House made of money in hand
(写真=PIXTA)

アベノミクスによる景気回復期待、金融緩和がもたらした低金利、不動産市況の回復、税制改正による実質的な相続増税……「不動産投資ブーム」はこうした要因を背景に訪れた。恩恵を受けたハウスメーカーやマンション販売業者は軒並み好決算を発表している。

ブームに乗って不動産投資を考え始めた人も多いかもしれないが、忘れてはいけないのが資金である。多くの人は不動産投資ローンを利用することになるのだが、それについ情報は意外と少ない。住宅ローンとの違いや審査基準など、これから不動産投資を考える人向けに解説していこう。

セールスマンに任せるときの注意点

不動産投資を行うにあたりどこで資金調達を行うべきか。もっとも簡単に不動産投資を始める方法は、ワンルームマンションの販売業者のセールスマンに全てを任せてしまうことだ。セールスマンから言われるままに書類を整えれば金融機関の選定から面倒な手続きまですべて引き受けてくれるだろう。

この場合、多くのケースでは販売業者が提携しているノンバンクの不動産投資ローンを利用することになる。

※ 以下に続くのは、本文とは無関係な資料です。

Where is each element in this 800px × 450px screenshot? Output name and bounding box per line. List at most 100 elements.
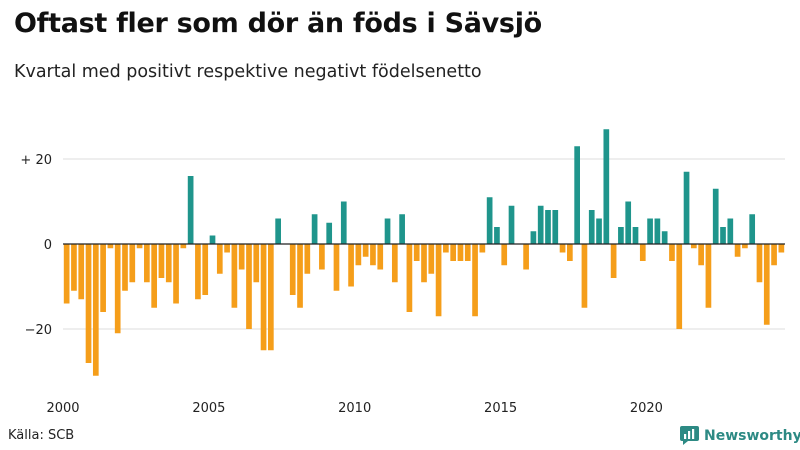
- bar-negative: [129, 244, 136, 283]
- bar-positive: [326, 222, 333, 244]
- newsworthy-logo[interactable]: Newsworthy: [680, 426, 800, 445]
- bar-negative: [136, 244, 143, 249]
- bar-positive: [596, 218, 602, 244]
- bar-negative: [319, 244, 325, 270]
- bar-negative: [304, 244, 311, 274]
- bar-positive: [654, 218, 661, 244]
- bar-negative: [238, 244, 245, 270]
- bar-negative: [289, 244, 296, 295]
- bar-negative: [63, 244, 70, 304]
- bar-negative: [377, 244, 384, 270]
- bar-negative: [114, 244, 121, 334]
- bar-positive: [603, 129, 610, 244]
- bar-positive: [508, 205, 515, 244]
- bar-positive: [384, 218, 391, 244]
- bar-negative: [639, 244, 646, 261]
- chart-title: Oftast fler som dör än föds i Sävsjö: [14, 8, 542, 39]
- bar-negative: [610, 244, 617, 278]
- bar-positive: [727, 218, 734, 244]
- bar-negative: [705, 244, 712, 308]
- bar-positive: [749, 214, 756, 244]
- bar-positive: [187, 176, 194, 244]
- bar-negative: [122, 244, 128, 291]
- source-note: Källa: SCB: [8, 428, 75, 443]
- bar-positive: [632, 227, 639, 244]
- bar-positive: [683, 171, 690, 244]
- bars: [63, 129, 785, 376]
- bar-positive: [552, 210, 559, 244]
- bar-positive: [661, 231, 668, 244]
- bar-positive: [340, 201, 347, 244]
- newsworthy-icon: [680, 426, 699, 445]
- gridlines: [63, 158, 785, 330]
- bar-negative: [567, 244, 573, 261]
- bar-negative: [180, 244, 187, 249]
- bar-positive: [209, 235, 216, 244]
- x-tick-label: 2010: [338, 401, 371, 416]
- bar-negative: [559, 244, 566, 253]
- bar-negative: [107, 244, 114, 249]
- bar-negative: [479, 244, 486, 253]
- bar-negative: [71, 244, 77, 291]
- bar-negative: [144, 244, 150, 283]
- bar-negative: [676, 244, 683, 329]
- bar-negative: [450, 244, 457, 261]
- bar-negative: [348, 244, 354, 287]
- bar-negative: [362, 244, 369, 257]
- bar-positive: [647, 218, 653, 244]
- bar-negative: [472, 244, 478, 317]
- bar-positive: [275, 218, 281, 244]
- bar-negative: [85, 244, 92, 363]
- x-tick-label: 2015: [484, 401, 517, 416]
- bar-negative: [734, 244, 741, 257]
- x-tick-label: 2020: [630, 401, 663, 416]
- bar-positive: [625, 201, 632, 244]
- bar-negative: [268, 244, 274, 351]
- bar-negative: [224, 244, 230, 253]
- bar-negative: [421, 244, 427, 283]
- bar-negative: [78, 244, 85, 300]
- x-tick-label: 2000: [46, 401, 79, 416]
- bar-positive: [712, 188, 719, 244]
- bar-negative: [297, 244, 303, 308]
- bar-negative: [428, 244, 435, 274]
- bar-negative: [698, 244, 704, 266]
- bar-negative: [771, 244, 777, 266]
- x-tick-label: 2005: [192, 401, 225, 416]
- bar-positive: [399, 214, 405, 244]
- bar-negative: [435, 244, 442, 317]
- bar-positive: [486, 197, 493, 244]
- bar-negative: [216, 244, 223, 274]
- bar-positive: [720, 227, 726, 244]
- bar-negative: [151, 244, 158, 308]
- y-axis-labels: + 20 0 −20: [20, 153, 52, 338]
- bar-negative: [742, 244, 748, 249]
- bar-negative: [246, 244, 252, 329]
- bar-negative: [413, 244, 420, 261]
- bar-negative: [165, 244, 172, 283]
- bar-negative: [581, 244, 588, 308]
- bar-negative: [195, 244, 201, 300]
- bar-negative: [100, 244, 106, 312]
- bar-negative: [260, 244, 267, 351]
- bar-negative: [778, 244, 785, 253]
- bar-negative: [457, 244, 464, 261]
- bar-negative: [253, 244, 260, 283]
- y-tick-label: −20: [25, 323, 52, 338]
- brand-name: Newsworthy: [704, 427, 800, 444]
- bar-negative: [158, 244, 165, 278]
- x-axis-labels: 2000 2005 2010 2015 2020: [46, 401, 662, 416]
- bar-positive: [574, 146, 580, 244]
- bar-positive: [311, 214, 318, 244]
- bar-positive: [530, 231, 537, 244]
- bar-negative: [443, 244, 449, 253]
- bar-positive: [537, 205, 544, 244]
- bar-negative: [333, 244, 340, 291]
- chart-subtitle: Kvartal med positivt respektive negativt…: [14, 62, 482, 82]
- bar-positive: [494, 227, 500, 244]
- bar-negative: [355, 244, 362, 266]
- bar-negative: [669, 244, 675, 261]
- bar-negative: [406, 244, 413, 312]
- bar-positive: [588, 210, 595, 244]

確かにお手軽ではあるが問題点もある。コストだ。ローン取扱手数料や、保証料、そしてローン自体の金利も決して安くはないだろう。

不動産投資においてコストは投資利回りを大きく左右する。賢い投資家なら当然、ローンに関わるコストを少しでも安くしたいと考える。取引のある金融機関に相談し、自分自身で金利の安い金融機関を調べるだろう。そしてできるだけ安い手数料と金利で資金調達したいと考える。投資家なら必ずと言って良いほど、「住宅ローンと同じ条件で借りられると良いのに」と思うはずだ。

不動産投資ローンと住宅ローンは似ているようだが明確な違いがある。双方とも不動産を対象としながらも、住宅ローンは圧倒的に有利な条件で資金調達が可能なのだ。住宅ローンは不動産投資ローンよりも金利が安いのはもちろんのこと、団体信用生命保険の保険料も金融機関が負担することになっている。

不動産投資ローンと住宅ローンの違い。その答えは不動産を取得する目的だ。住宅ローンは取得した不動産に自らが住むことを前提としている。一方、不動産投資ローンは取得した不動産を賃貸することを目的としている。両者の違いは全てこの点に帰することになる。